La crise mondiale - sociale, environnementale et économique - est également manifeste dans l'accès à l'eau et aux services d'assainissement qui est dépendant des principes économiques dans lesquels il fonctionne, en divisant l'humanité entre inclus et exclus. De la même façon, cette crise de la civilisation se manifeste par les changements climatiques. Il est donc clair que les "réponses" au chaos climatique dans le secteur de l'énergie suivent la même logique qui a conduit à la catastrophe qui compromet la qualité et la quantité de l'eau et de la vie sur la planète: les barrages, les centrales nucléaires, les plantations pour les agro-carburant. En outre, le modèle de l'agriculture industrielle à forte intensité d'entrée d'énergie fossile pollue et détruit l'eau et les sols agricoles en faisant obstacle, de ce fait, à l'indispensable souveraineté alimentaire des peuples.

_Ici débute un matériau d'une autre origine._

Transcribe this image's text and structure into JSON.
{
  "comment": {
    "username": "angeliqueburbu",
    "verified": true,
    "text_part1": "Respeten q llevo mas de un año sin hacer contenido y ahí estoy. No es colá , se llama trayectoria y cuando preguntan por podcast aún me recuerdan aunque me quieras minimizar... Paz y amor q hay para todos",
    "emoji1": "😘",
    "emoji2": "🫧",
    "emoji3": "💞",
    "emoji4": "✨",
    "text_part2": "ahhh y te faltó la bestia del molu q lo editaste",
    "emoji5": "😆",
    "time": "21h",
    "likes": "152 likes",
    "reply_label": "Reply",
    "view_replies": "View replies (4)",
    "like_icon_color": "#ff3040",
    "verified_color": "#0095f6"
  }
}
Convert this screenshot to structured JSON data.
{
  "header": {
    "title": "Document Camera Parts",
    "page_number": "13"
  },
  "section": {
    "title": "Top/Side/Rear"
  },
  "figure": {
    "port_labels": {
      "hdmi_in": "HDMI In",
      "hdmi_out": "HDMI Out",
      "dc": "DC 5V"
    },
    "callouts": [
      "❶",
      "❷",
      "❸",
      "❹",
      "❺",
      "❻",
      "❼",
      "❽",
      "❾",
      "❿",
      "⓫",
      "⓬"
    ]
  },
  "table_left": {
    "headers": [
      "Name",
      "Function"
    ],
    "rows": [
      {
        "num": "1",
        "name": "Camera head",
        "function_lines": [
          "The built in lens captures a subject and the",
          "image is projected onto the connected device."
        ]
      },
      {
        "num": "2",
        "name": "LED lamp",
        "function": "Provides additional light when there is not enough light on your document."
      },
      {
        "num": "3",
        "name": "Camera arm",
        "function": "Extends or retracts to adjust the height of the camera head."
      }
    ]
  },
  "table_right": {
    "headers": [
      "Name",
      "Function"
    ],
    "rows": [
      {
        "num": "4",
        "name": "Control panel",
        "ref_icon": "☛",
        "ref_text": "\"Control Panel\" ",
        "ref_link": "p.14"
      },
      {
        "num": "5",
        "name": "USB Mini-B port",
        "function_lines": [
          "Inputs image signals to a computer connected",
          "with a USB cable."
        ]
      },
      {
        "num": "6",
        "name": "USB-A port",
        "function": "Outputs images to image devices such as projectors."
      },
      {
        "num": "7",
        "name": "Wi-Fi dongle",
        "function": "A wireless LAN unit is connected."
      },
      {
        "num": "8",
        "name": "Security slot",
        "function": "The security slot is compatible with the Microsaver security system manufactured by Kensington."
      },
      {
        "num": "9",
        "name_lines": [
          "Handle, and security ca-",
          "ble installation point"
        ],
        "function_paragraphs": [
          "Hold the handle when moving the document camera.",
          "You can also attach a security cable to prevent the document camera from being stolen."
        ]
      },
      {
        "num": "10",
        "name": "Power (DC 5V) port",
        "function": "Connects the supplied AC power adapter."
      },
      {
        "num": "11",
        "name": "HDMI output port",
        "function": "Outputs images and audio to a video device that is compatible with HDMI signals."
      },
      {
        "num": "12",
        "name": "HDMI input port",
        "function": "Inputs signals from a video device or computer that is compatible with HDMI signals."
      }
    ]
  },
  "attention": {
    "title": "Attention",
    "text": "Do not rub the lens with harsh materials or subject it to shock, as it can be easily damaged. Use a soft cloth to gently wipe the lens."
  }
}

Sur la base de la déclaration de Mexico nous rappelons nos principes fondamentaux:

- L'eau sous toutes ses formes est un bien commun et l'accès est un droit inaliénable de l'homme et de tous les êtres vivants. L'eau est un patrimoine des communautés, des peuples et de l'humanité et la nature: Ce n'est pas une marchandise.. Nous rejetons les formes anciennes et nouvelles de la privatisation de l'eau, y compris le partenariat public-privé, la privatisation des services d'assainissement et la gestion des entreprises publiques selon les critères d'une entreprise privée..
- Nous exigeons que chaque être humain ait le droit d'accès à de l'eau de bonne qualité et en quantité suffisante pour l'hygiène et la nutrition.
- La gestion de l'eau doit rester dans le domaine public avec la participation de la communauté exerçant son contrôle social pour faire respecter l'équité, la gestion à but non lucratif ne provoquant pas la violence dans les territoires tout en préservant le cycle de l'eau.
- Les bassins versants sont des unités de base de la gestion intégrée de l'eau, les bassins transfrontaliers doivent être gérés dans le respect des communautés, de l'environnement et du droit d'accès à l'eau pour tous.
- Nous devons assurer la solidarité entre les générations présentes et futures.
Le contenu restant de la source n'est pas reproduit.